Antes de tudo, porque passa pela aprovação de uma PEC, proposta de emenda constitucional, que exige votação em dois turnos, por três quintos dos votos, separadamente, na Câmara e no Senado. Só esse instrumento legal permitiria ao governo furar o teto de gastos (mais uma vez) para dispor de algo entre R$ 25 bilhões e R$ 50 bilhões para ressarcir a perda de arrecadação do ICMS pelos estados — cujas estimativas são bem maiores, chegando a R$ 80 bilhões.

O Centrão de Arthur Lira — sentado ao lado de Bolsonaro no anúncio do pacote — pode muito na Câmara, mas não pode tudo. Às vésperas do recesso, em meio à ânsia dos deputados para voltar à campanha de reeleição nas bases, não é uma operação simples votar uma PEC. Haja orçamento secreto para azeitar esse caminho.

No Senado de Rodrigo Pacheco — que, do outro lado do presidente, com feição constrangida, limitou-se a falar platitudes — a situação é ainda menos favorável. Senadores são mais sensíveis a demandas dos governadores, que estão, em peso, contrários à redução do ICMS, prevista não só na PEC mas no projeto que tabela esse imposto em 17%, já aprovado na Câmara. Esse último deve ser aprovado, mas com mudanças que o levariam de volta à outra Casa. Ou seja, mais tempo.

Ainda que supere as dificuldades legislativas e coloque as medidas de pé, Bolsonaro não tem garantias de que terão impacto significativo na redução da inflação. Não há certeza de que a diminuição do preço com o corte do imposto será repassada ao longo da cadeia de distribuição/venda dos combustíveis — e nem se essa redução chegará à percepção da maioria das pessoas. Muito menos ainda em relação ao comportamento dos preços no mercado internacional.

Sem falar na dificuldade do governo em ocultar da opinião pública seu propósito descaradamente eleitoreiro — mais claro ainda com a informação do ministro Paulo Guedes de que as medidas do pacote terão vigência apenas até 31 de dezembro. Um estelionato eleitoral contratado.

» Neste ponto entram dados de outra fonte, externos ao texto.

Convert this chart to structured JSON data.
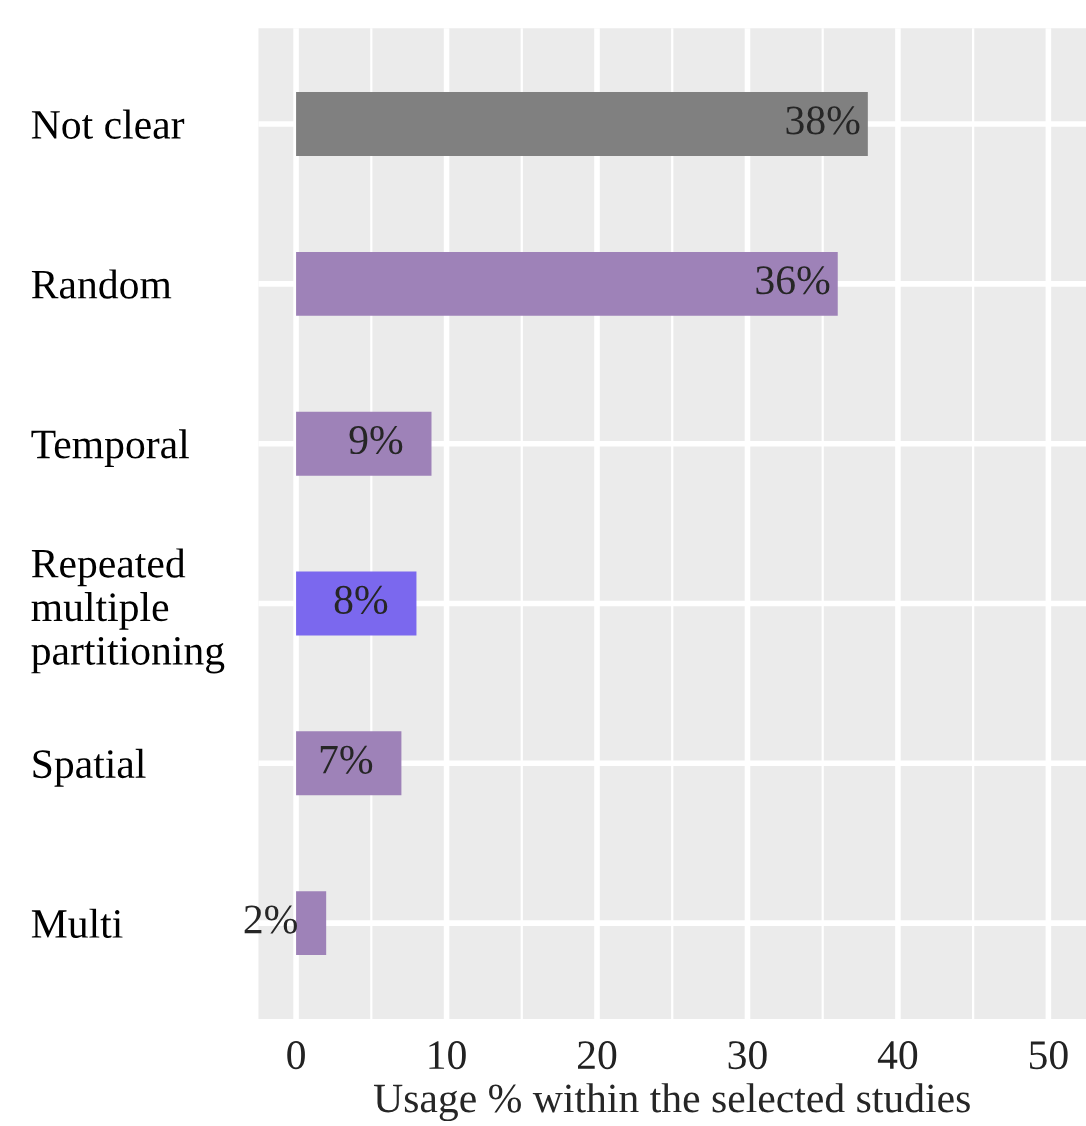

A essa altura, esbarra-se na dúvida mais crucial: haverá tempo para uma queda dos combustíveis que gere redução da inflação e que, por sua vez, isso passe à maioria do eleitorado sensação de bem-estar suficiente para mudar de voto? A pouco mais de cem dias das eleições, é uma expectativa para lá de duvidosa, quase uma miragem.